[cpp-threads] Fences and atomic-variable-based coherence for large machines

Tue Apr 17 23:22:37 BST 2007

This is an attempt to come up with ways of converging the need for
explicit standalone fences with the desire for atomic-variable-based
coherence for posited large machines.  Since I do not have a complete
picture of what these posited large machines might look like, this list
is necessarily rather speculative in nature.  But it is at least a start.

1.	When generating code for machines using atomic-variable-based
	coherence, invent a global variable.  Upgrade acquire and
	release fences to acq_rel fences if available, or to fully
	ordered fences if not.	The compiler is free to determine what
	sort of access to the invented variable is, be it load, store,
	atomic read-modify-write, or whatever.  This should function
	on such a machine, though performance might be unattractive,
	depending on how the posited large machine operates.

2.	As above, but invent multiple global variables for programs
	with partitionable data sets.  For example, a compilation
	unit with entirely private data accessed by multiple threads
	could have its own invented global variable.  The exact set of
	feasible partitioning strategies might well depend on details
	of the posited large machine's implementation.

3.	Let us assume that each unit of the posited large machine tracks
	modified variables and exports them upon ordered store and store
	release, tagging this export with the variable being stored to.
	Let us further assume that ordered load and load acquire result
	in a query of recent exports for that same variable, and with
	importing of any corresponding exported variables.  Then a bare
	fence can result in exporting prior stores tagged by any following
	loads, and also in importing any exports tagged by any following
	loads.

	Whatever strategy is used to limit the size of export and
	import lists can presumably also be applied in this case --
	presumably there is such a strategy, particularly for
	data-intensive workloads.  In addition, note that the normal
	loads and stores need not result in any querying -- the query
	can be compiler-generated and associated with the fence itself.
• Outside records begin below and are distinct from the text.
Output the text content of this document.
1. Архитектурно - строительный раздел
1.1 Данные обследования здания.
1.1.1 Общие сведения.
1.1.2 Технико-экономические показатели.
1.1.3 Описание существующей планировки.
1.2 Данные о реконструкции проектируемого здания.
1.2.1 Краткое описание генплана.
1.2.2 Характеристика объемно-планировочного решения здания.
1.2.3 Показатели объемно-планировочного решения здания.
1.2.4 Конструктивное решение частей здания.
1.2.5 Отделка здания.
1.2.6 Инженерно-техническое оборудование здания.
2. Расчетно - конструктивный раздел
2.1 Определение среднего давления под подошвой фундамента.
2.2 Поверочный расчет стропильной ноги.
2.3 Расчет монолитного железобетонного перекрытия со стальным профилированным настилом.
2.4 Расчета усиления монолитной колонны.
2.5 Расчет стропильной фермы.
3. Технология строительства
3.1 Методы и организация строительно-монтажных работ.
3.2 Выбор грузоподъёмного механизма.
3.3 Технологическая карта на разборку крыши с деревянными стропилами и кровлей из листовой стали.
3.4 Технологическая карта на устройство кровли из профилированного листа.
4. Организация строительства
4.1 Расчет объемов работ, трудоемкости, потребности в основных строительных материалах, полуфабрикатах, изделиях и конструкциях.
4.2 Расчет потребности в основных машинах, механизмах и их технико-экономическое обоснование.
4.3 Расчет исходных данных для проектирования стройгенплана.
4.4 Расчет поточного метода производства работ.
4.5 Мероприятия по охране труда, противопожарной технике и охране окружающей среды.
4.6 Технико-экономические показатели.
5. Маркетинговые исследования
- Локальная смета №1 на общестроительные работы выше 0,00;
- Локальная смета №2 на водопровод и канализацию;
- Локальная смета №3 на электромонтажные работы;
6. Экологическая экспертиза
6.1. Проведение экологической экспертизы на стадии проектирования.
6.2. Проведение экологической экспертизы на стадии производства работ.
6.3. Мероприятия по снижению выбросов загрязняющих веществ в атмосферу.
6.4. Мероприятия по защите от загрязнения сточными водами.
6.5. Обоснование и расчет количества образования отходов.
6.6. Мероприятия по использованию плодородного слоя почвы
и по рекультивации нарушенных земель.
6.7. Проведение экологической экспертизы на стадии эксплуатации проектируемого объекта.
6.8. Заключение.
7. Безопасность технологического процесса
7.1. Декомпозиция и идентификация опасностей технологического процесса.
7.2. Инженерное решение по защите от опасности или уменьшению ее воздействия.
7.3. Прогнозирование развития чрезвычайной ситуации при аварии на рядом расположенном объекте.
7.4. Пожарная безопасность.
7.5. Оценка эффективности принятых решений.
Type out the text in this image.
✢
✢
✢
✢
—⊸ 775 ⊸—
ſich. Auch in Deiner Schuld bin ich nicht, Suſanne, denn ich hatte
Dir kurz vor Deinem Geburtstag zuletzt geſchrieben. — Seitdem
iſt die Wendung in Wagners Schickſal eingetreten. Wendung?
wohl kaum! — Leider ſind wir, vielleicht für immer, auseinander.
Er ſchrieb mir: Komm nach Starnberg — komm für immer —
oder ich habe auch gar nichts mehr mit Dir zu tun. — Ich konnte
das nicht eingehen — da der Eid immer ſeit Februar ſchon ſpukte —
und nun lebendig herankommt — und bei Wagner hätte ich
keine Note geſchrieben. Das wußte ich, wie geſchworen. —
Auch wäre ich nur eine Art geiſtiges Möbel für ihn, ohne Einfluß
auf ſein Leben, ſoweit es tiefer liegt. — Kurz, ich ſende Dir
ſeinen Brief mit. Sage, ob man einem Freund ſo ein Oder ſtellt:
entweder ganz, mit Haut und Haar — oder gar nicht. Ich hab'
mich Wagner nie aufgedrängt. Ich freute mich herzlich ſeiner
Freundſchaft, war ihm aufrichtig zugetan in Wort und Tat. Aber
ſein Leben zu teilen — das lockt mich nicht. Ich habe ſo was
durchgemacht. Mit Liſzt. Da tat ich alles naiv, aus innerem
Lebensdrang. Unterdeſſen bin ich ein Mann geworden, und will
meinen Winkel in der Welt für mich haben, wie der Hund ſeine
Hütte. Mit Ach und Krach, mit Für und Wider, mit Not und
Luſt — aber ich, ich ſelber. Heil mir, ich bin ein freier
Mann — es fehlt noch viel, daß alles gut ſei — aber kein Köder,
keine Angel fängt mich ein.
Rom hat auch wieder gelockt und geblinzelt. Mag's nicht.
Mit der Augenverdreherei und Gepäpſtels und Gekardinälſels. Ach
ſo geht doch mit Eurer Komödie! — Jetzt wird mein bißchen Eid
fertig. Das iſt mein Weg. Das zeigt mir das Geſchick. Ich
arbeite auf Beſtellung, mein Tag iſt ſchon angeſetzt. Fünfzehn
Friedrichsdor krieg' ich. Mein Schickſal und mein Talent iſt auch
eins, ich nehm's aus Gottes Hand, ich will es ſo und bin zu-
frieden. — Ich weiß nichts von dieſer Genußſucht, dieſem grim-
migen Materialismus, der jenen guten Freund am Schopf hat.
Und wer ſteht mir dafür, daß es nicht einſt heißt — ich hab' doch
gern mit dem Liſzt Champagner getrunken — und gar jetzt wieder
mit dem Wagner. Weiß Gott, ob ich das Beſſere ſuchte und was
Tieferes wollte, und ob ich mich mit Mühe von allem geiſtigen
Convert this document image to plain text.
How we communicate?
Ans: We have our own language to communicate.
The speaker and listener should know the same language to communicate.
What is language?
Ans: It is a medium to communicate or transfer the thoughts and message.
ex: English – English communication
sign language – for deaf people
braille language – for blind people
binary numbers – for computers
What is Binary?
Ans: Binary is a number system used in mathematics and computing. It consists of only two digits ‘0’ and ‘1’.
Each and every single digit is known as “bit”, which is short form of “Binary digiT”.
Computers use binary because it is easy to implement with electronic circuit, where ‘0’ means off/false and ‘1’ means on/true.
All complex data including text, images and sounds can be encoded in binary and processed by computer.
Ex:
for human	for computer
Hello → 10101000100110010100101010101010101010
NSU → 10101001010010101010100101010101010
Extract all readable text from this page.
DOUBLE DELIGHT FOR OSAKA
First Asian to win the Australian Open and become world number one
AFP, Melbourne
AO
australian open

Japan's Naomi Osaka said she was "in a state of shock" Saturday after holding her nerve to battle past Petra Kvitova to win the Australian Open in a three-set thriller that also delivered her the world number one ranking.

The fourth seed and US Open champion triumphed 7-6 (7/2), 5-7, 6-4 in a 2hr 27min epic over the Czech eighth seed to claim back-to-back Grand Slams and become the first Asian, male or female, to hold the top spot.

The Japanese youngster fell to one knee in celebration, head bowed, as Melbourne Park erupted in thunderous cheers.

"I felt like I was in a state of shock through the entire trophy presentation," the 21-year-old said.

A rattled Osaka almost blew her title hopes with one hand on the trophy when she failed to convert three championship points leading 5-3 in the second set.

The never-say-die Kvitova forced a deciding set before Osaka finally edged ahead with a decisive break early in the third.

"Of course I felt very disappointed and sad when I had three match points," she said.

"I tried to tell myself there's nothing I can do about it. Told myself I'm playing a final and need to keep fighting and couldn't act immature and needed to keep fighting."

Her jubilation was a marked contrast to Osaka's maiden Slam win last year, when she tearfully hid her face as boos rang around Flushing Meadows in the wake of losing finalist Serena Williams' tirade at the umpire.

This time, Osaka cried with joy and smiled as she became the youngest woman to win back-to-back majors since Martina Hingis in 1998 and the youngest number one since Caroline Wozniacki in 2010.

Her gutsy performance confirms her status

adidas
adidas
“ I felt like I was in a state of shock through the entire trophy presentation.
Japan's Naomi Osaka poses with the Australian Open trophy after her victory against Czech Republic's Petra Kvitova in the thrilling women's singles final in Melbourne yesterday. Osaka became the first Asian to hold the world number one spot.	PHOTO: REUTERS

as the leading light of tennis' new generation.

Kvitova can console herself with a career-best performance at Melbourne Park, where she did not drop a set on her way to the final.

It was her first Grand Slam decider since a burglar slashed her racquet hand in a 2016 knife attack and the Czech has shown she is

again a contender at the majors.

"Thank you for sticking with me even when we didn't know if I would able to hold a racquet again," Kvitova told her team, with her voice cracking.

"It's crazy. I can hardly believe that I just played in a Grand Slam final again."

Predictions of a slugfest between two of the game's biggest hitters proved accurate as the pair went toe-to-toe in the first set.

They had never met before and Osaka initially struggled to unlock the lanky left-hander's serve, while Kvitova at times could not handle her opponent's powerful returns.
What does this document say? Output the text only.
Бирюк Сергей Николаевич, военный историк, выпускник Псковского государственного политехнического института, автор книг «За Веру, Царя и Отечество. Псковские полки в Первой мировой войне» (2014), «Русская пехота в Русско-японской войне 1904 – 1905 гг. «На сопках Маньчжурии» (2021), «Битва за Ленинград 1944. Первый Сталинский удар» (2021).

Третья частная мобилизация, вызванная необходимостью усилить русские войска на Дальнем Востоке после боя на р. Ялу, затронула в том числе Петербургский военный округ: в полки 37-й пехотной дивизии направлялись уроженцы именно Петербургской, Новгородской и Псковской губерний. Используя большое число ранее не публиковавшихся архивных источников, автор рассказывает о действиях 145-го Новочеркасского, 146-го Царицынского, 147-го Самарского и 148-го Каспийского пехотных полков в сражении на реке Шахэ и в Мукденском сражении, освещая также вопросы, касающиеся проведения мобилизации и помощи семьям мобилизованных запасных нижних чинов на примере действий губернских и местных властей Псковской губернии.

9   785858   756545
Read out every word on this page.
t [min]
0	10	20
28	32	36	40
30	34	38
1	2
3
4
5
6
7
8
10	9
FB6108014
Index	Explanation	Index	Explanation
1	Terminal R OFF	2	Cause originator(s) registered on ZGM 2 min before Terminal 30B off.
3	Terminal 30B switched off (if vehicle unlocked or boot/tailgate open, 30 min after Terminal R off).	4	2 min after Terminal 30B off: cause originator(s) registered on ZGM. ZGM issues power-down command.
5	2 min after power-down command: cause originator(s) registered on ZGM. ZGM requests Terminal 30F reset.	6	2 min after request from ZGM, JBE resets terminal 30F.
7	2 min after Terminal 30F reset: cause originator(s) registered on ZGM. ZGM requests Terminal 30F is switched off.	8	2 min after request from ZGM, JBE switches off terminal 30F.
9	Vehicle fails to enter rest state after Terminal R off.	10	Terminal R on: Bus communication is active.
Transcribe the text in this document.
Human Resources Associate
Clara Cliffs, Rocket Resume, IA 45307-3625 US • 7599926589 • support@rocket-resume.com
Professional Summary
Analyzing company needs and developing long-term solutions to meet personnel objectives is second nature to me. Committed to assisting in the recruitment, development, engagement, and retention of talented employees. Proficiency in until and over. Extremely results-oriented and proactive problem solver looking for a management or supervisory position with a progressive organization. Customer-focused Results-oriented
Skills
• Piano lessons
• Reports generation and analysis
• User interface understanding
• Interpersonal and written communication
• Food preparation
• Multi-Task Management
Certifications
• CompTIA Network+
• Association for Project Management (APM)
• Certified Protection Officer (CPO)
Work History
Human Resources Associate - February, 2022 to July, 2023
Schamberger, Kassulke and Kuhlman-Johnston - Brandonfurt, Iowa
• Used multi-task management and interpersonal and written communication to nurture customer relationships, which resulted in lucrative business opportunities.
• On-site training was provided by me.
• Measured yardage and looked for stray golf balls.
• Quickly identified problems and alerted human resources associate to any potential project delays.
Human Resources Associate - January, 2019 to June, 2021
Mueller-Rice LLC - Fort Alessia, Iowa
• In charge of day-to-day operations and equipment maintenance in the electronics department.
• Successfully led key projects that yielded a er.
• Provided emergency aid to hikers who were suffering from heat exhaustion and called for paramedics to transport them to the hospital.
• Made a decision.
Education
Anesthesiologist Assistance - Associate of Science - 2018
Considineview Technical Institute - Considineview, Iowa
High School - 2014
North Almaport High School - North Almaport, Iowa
4.	The posited large machine might well use an invalidation
	strategy, so that imports receive not new values, but rather
	lists of memory regions to be invalidated.  Such a strategy
	might work well in cases where data items were relatively
	large and where there was a high probability that a given
	exported variable is rarely actually read.  The approach of
	#3 could be adapted to this case as well.

5.	The posited large machine would need to correctly handle the
	case where each CPU performed partially conflicting writes to a
	large group of non-atomic variables, then did a store-release to a
	single global variable.  In particular, the posited large machine
	would need to globally determine which store-release "won" for
	each group of conflicting writes to normal variables.  It should
	be possible to leverage whatever mechanism is implemented to
	perform this global determination in order to similarly resolve
	explicit fences.

As noted earlier, a start...

						Thanx, Paul